Matt 14:23 “And after Jesus sent the crowds away,
he went up the mountain by himself to pray.
When evening came, he was there alone.”
Exodus 20: 8-10 “‘Remember the Sabbath day by keeping it holy.
Six days you shall labour and do all your work,
but the seventh day is a sabbath to the Lord your God.
On it you shall not do any work.”
In the last year I’ve been working with a spiritual director, delving into a lot of my often painful story. I looked at my life now, and didn’t entirely like what I saw. I mean, there was a lot of good in my life, achievements, skills, character, healthy and strong relationships. But the problem was this was undermined by the very structure of my life, but some core attitudes and damaging beliefs about myself – which I had no idea I even had.

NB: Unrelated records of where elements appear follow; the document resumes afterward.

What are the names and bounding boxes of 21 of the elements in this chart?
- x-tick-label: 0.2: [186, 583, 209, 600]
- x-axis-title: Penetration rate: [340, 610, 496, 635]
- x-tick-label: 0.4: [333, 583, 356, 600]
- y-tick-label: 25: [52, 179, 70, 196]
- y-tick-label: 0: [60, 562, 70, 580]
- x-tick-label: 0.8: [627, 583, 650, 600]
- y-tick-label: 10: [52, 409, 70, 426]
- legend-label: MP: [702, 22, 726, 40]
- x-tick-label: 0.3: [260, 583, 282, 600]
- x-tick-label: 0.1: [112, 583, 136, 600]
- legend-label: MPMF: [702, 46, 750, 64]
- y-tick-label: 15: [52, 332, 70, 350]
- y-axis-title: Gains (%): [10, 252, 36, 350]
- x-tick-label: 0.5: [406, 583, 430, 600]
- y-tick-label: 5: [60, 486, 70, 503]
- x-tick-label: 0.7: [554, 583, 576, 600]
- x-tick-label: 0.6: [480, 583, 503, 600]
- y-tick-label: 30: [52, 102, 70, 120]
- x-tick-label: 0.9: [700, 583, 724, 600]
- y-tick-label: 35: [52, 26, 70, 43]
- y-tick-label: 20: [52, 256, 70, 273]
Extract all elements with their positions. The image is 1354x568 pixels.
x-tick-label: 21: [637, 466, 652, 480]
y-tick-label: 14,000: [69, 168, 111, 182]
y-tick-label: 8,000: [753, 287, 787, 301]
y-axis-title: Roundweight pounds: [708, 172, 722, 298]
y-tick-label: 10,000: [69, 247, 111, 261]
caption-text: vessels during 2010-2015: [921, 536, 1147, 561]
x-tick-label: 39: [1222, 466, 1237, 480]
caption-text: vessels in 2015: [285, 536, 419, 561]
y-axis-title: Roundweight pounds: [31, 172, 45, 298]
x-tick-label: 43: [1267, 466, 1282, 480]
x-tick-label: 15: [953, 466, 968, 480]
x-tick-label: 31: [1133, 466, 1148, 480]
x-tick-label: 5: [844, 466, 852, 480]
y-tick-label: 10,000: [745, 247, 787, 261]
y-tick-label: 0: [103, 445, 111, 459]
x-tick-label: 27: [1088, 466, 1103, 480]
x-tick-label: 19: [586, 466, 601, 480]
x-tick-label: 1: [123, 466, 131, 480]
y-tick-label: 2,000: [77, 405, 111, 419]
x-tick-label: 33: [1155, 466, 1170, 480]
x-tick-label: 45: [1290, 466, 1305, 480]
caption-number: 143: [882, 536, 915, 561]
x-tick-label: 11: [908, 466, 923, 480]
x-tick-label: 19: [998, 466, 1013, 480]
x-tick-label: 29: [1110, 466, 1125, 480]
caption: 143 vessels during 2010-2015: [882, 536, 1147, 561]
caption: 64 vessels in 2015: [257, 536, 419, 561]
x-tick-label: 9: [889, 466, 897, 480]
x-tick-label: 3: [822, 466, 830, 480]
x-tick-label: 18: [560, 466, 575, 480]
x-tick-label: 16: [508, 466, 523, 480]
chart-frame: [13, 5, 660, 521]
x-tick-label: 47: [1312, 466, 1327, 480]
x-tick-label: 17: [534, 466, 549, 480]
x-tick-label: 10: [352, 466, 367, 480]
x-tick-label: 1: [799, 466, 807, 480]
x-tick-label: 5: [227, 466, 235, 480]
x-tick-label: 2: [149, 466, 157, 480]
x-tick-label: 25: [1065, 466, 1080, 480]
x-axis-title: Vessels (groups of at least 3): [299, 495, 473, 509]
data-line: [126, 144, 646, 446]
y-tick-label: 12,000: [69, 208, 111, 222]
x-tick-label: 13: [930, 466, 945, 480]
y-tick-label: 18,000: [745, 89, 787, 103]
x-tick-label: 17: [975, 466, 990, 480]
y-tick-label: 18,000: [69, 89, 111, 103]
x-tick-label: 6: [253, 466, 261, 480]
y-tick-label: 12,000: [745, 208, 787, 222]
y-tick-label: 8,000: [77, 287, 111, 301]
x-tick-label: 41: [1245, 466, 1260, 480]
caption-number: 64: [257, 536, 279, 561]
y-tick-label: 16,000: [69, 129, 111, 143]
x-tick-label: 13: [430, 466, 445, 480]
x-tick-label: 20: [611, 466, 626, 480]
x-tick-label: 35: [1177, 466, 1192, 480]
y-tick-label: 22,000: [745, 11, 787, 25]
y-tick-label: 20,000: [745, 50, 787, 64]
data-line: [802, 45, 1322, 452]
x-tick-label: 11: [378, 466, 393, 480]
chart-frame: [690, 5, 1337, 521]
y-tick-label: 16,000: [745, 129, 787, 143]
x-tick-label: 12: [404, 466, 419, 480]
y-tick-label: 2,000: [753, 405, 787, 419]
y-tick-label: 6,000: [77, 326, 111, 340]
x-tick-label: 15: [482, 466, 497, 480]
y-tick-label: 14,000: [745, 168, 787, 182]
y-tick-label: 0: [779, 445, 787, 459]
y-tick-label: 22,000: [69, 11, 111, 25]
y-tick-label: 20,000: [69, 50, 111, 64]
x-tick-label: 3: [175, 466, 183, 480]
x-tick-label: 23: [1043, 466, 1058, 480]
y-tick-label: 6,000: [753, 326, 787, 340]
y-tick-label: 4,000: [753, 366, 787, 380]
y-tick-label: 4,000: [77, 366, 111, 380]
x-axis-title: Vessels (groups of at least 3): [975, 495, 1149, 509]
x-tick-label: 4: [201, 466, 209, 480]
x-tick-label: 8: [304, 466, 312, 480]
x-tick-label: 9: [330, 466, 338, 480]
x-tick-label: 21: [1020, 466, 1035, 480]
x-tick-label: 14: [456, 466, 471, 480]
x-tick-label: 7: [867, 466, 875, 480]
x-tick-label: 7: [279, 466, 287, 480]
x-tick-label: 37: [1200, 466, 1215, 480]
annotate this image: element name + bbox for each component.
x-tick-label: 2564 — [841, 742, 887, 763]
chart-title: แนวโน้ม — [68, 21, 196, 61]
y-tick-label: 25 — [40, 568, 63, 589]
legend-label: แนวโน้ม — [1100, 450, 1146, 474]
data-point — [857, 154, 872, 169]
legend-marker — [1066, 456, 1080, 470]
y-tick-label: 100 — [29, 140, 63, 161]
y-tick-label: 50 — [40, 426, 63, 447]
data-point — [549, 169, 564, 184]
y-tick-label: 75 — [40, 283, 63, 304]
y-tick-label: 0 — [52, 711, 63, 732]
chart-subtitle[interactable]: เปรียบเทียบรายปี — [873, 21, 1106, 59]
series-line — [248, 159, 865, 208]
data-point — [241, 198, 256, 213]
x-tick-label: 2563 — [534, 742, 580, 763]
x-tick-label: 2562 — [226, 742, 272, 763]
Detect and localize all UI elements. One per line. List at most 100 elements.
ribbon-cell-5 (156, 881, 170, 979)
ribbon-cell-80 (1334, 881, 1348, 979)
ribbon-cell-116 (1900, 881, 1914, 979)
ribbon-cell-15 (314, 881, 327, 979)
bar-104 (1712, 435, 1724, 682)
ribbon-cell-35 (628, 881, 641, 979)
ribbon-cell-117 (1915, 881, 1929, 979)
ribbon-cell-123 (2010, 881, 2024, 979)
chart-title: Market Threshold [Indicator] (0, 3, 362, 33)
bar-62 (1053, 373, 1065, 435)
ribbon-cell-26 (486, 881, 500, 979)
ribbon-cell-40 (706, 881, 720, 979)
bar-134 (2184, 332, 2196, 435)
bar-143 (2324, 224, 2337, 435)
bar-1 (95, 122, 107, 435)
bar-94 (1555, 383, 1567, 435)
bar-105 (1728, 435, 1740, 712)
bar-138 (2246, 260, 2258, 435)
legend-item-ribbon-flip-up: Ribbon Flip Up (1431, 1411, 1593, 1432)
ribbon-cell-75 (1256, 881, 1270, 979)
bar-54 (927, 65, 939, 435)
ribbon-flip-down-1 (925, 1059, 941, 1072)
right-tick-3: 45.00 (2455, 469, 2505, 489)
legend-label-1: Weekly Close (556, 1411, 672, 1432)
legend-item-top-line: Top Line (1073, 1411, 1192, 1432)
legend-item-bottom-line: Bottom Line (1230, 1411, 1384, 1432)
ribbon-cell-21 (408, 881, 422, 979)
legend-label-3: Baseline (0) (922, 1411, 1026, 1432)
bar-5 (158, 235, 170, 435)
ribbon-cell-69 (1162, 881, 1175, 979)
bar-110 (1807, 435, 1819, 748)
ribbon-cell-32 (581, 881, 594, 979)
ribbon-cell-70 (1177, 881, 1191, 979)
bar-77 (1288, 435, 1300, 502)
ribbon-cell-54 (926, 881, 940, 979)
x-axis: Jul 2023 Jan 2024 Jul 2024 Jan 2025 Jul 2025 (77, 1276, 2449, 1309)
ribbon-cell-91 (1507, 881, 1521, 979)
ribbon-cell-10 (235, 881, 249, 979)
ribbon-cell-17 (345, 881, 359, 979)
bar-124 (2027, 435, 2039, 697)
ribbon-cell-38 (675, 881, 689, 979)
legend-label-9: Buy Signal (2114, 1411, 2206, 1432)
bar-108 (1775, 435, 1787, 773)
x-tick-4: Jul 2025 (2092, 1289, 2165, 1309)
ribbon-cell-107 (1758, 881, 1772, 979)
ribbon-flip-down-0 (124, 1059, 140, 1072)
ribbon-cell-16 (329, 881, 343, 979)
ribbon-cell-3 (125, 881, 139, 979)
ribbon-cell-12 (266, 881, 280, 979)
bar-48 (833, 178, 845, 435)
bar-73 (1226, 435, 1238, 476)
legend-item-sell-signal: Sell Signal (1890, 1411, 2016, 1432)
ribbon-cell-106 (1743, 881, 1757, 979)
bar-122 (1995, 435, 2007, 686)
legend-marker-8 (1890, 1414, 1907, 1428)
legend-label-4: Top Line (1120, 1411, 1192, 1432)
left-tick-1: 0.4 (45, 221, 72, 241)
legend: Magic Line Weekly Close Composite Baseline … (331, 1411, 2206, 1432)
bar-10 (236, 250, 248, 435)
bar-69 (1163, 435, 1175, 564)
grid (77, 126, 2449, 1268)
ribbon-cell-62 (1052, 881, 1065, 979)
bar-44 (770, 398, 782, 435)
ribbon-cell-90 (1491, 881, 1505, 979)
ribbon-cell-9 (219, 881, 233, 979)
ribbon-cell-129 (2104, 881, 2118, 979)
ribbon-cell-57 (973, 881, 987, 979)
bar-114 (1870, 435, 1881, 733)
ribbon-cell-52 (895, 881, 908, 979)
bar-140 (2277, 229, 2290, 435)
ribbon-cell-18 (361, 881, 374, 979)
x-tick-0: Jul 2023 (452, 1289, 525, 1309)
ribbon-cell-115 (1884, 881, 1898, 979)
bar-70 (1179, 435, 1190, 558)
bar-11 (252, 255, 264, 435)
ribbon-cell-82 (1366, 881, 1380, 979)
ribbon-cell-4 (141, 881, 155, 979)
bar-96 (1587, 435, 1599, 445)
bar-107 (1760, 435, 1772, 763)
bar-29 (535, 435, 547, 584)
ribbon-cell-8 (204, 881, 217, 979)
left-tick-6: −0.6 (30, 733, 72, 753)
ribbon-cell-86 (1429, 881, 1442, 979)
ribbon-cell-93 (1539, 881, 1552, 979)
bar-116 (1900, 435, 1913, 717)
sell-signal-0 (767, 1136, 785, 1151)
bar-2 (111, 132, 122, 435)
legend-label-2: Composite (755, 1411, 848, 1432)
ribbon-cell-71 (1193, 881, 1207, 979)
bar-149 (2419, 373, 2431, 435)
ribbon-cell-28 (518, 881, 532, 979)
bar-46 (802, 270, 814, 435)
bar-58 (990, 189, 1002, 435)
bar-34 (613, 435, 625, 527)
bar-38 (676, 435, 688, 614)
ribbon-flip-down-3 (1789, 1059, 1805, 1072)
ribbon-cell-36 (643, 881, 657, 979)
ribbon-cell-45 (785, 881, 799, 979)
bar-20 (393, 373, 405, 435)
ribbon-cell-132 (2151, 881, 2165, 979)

And these had impacted the thing which makes the real difference to your daily life. The foundations of an emotionally, physically, spiritually and mentally healthy lifestyle.
Our routines. Our rhythms. The tapes which play silently in our head, sometimes beyond our reach.
For me, I had somehow taken responsibility, as a child, for my parents and sisters lives – which meant when my parents marriage fell apart, and my mother died, on some subconscious level I blamed myself. I blamed myself for not being able to save them. For not protecting them.
And somewhere inside I decided to punish myself. My spiritual director said that I was, essentially, “sending myself to hell”, which I believed I deserved.
So the routines I got into were negative ones. Almost zero self-care, even in a basic way, which made me not pleasant to be around. Over-eating and getting addicted to sugar, which saw my weight balloon. Anger, bitterness, resentment – which I had thought was towards God, but was actually more directed at myself.
I became an expert at self-sabotage. I learned how to push anyone who got close to me away, in subtle, passive-aggressive ways. I even began a campaign to push God away from me. I became lazy in order to sabotage my working career.
Looking back, those days, around 10-15 years ago, were much darker than even I realised. And people who didn’t know any better thought this was just who I was. Even my family didn’t really have a frame of reference. So this became my identity.
And so the rhythms I had, defined my life. They defined my relationships, my work, my faith, my attitudes. I knew no different – even I thought this is who I was.
Because when you train yourself into a rhythm it becomes second nature, so much so that it becomes instinctive.
Over the years I lost a lot of these behaviours. I practiced self-care, I worked harder, I invested in myself, I allowed people into my life, I let go of many of the stories of the past. I changed my rhythms, my habits, my attitudes…and I changed with them. I matured as a man, as a writer and a follower of Jesus.
And in the last 18 months I’ve done internal work to the point where we’re getting to the root core of these old stories. Why I told them to myself. So now, the wounds are exposed. I’m still holding on to a couple of unhealthy rhythms, especially the overeating, and not having healthy spiritual practices, and still not practicing healthy sabbath, disconnecting from the world and recharging fully – all of which as the scriptures above say, Jesus Himself practiced. To model them to us, and so He could embrace fully the destiny and calling God had for Him.
I know I need to let the old rhythms go. And part of me is afraid to do so, because the man I’d become without them, and with healthy rhythms in their place, is someone I’ve never been. — and because maybe I’m scared of who I could be and what I could do if I did let them go.
Bad rhythms can be a comfort zone. No matter how far along you are on the journey, sometimes it can be easier to stay in a bad rhythm even though you know it’s damaging, than enter into a new one which might radically transform your life.
But this is what Jesus calls us to do. To lay down the old life, and to risk stepping into the rhythms of the vibrant, full life He has for us.
The challenge for us is, are we willing to lay down our old, unhealthy rhythms, and risk stepping into some new, and potentially life changing practices instead?